Hiken Shah

Personal information
- Full name: Hiken Naresh Shah
- Born: 15 November 1984 (age 41) Bombay, Maharashtra, India
- Batting: Left-handed
- Bowling: Leg-break
- Role: Batsman

Domestic team information
- 2006/07–present: Mumbai

Career statistics
| Competition | FC | List A | T20 |
| Matches | 19 | 6 | 6 |
| Runs scored | 1194 | 75 | 162 |
| Batting average | 47.76 | 15.00 | 32.40 |
| 100s/50s | 4/3 | 0/0 | 0/1 |
| Top score | 156 | 35 | 53 |
| Balls bowled | 27 | – | 84 |
| Wickets | 1 | – | 2 |
| Bowling average | 18.00 | – | 51.00 |
| 5 wickets in innings | 0 | – | 0 |
| 10 wickets in match | 0 | – | 0 |
| Best bowling | 1/5 | – | 1/23 |
| Catches/stumpings | 17/1 | 1/– | 1/- |
- Source: ESPNcricinfo, 1 December 2012

= Hiken Shah =

Indian cricketer (born 1984)

Hiken Shah (born 15 November 1984) is an Indian cricketer who plays for Mumbai in domestic cricket. He is a left-hand batsman and leg-break bowler.

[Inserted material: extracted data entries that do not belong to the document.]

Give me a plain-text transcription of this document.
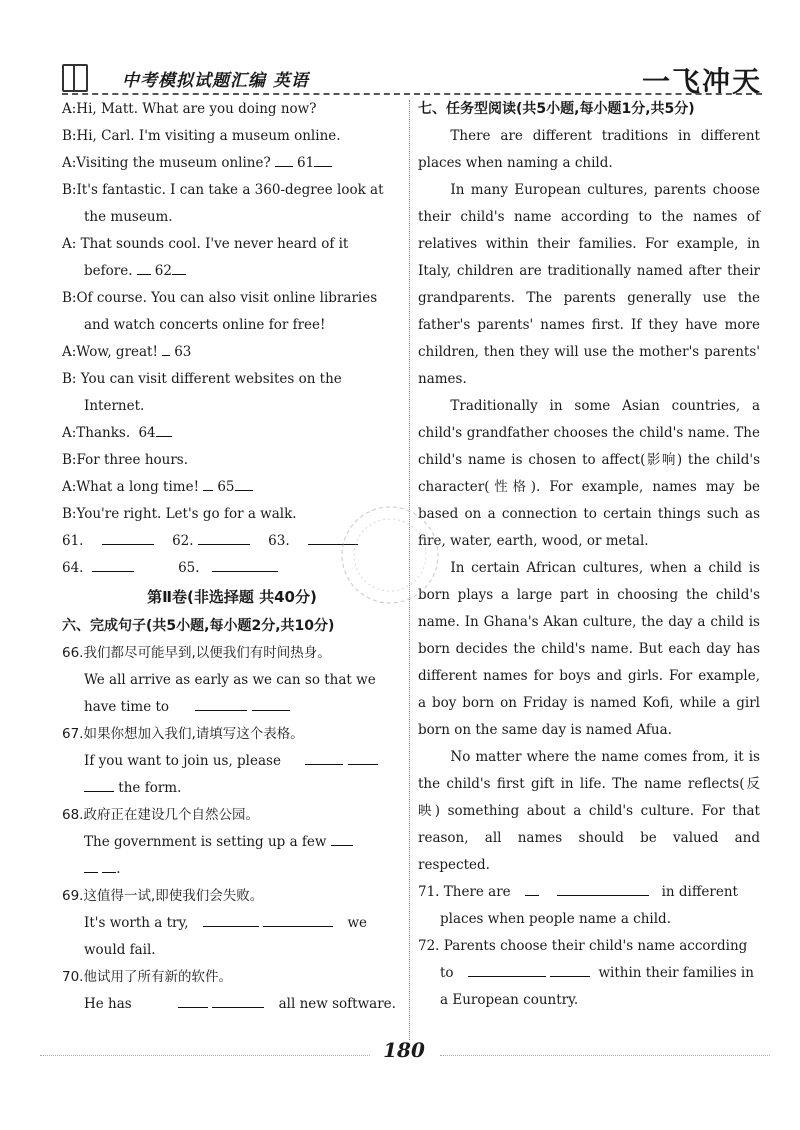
中考模拟试题汇编 英语	一飞冲天
A:Hi, Matt. What are you doing now?
B:Hi, Carl. I'm visiting a museum online.
A:Visiting the museum online? 61
B:It's fantastic. I can take a 360-degree look at
the museum.
A: That sounds cool. I've never heard of it
before. 62
B:Of course. You can also visit online libraries
and watch concerts online for free!
A:Wow, great! 63
B: You can visit different websites on the
Internet.
A:Thanks. 64
B:For three hours.
A:What a long time! 65
B:You're right. Let's go for a walk.
61.	62.	63.
64.	65.
第Ⅱ卷(非选择题 共40分)
六、完成句子(共5小题,每小题2分,共10分)
66.我们都尽可能早到,以便我们有时间热身。
We all arrive as early as we can so that we
have time to
67.如果你想加入我们,请填写这个表格。
If you want to join us, please
the form.
68.政府正在建设几个自然公园。
The government is setting up a few
.
69.这值得一试,即使我们会失败。
It's worth a try,	we
would fail.
70.他试用了所有新的软件。
He has	all new software.
七、任务型阅读(共5小题,每小题1分,共5分)
There are different traditions in different places when naming a child.
In many European cultures, parents choose their child's name according to the names of relatives within their families. For example, in Italy, children are traditionally named after their grandparents. The parents generally use the father's parents' names first. If they have more children, then they will use the mother's parents' names.
Traditionally in some Asian countries, a child's grandfather chooses the child's name. The child's name is chosen to affect(影响) the child's character(性格). For example, names may be based on a connection to certain things such as fire, water, earth, wood, or metal.
In certain African cultures, when a child is born plays a large part in choosing the child's name. In Ghana's Akan culture, the day a child is born decides the child's name. But each day has different names for boys and girls. For example, a boy born on Friday is named Kofi, while a girl born on the same day is named Afua.
No matter where the name comes from, it is the child's first gift in life. The name reflects(反映) something about a child's culture. For that reason, all names should be valued and respected.
71. There are	in different
places when people name a child.
72. Parents choose their child's name according
to	within their families in
a European country.
180
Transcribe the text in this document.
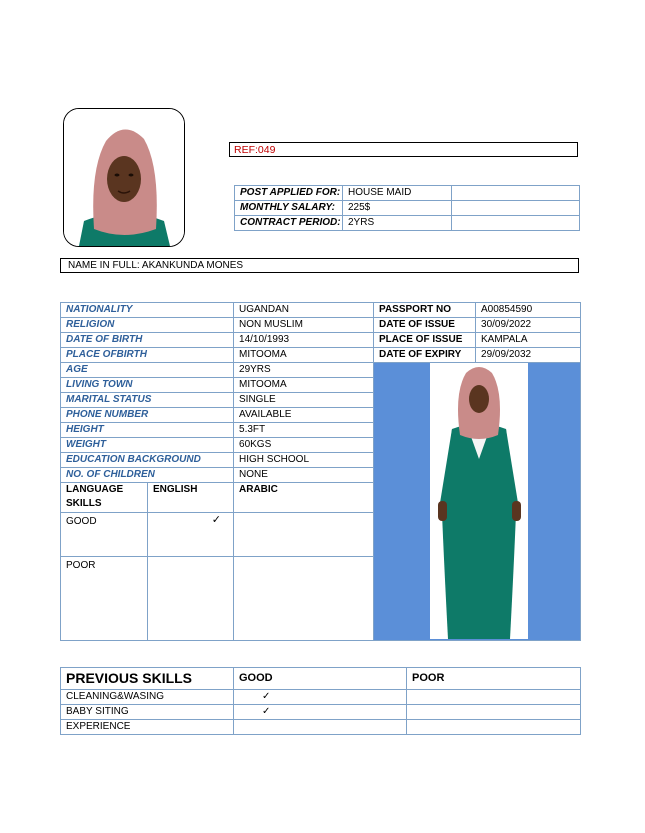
REF:049
POST APPLIED FOR:	HOUSE MAID	
MONTHLY SALARY:	225$	
CONTRACT PERIOD:	2YRS	
NAME IN FULL: AKANKUNDA MONES
NATIONALITY		UGANDAN	PASSPORT NO	A00854590
RELIGION		NON MUSLIM	DATE OF ISSUE	30/09/2022
DATE OF BIRTH		14/10/1993	PLACE OF ISSUE	KAMPALA
PLACE OFBIRTH		MITOOMA	DATE OF EXPIRY	29/09/2032
AGE		29YRS	

LIVING TOWN		MITOOMA		
MARITAL STATUS		SINGLE		
PHONE NUMBER		AVAILABLE		
HEIGHT		5.3FT		
WEIGHT		60KGS		
EDUCATION BACKGROUND		HIGH SCHOOL		
NO. OF CHILDREN		NONE		
LANGUAGE SKILLS	ENGLISH	ARABIC		
GOOD	✓			

POOR				
PREVIOUS SKILLS	GOOD	POOR
CLEANING&WASING	✓	
BABY SITING	✓	
EXPERIENCE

Shah made his debut for Mumbai in 2006 after consistent performances in inter-university cricket. However, he could not keep his
place in the team as the Mumbai middle-order already consisted of big names such as Sachin Tendulkar, Rohit Sharma, Abhishek Nayar and Amol Muzumdar. In 2012, Shah had a great run in the Safi Darashah tournament and the tour game against the visiting England side, due to which he got the No.3 spot in the Mumbai batting order in the Ranji Trophy.

In January 2016, the BCCI handed him a five-year ban for his role in the 2013 Indian Premier League spot-fixing and betting case.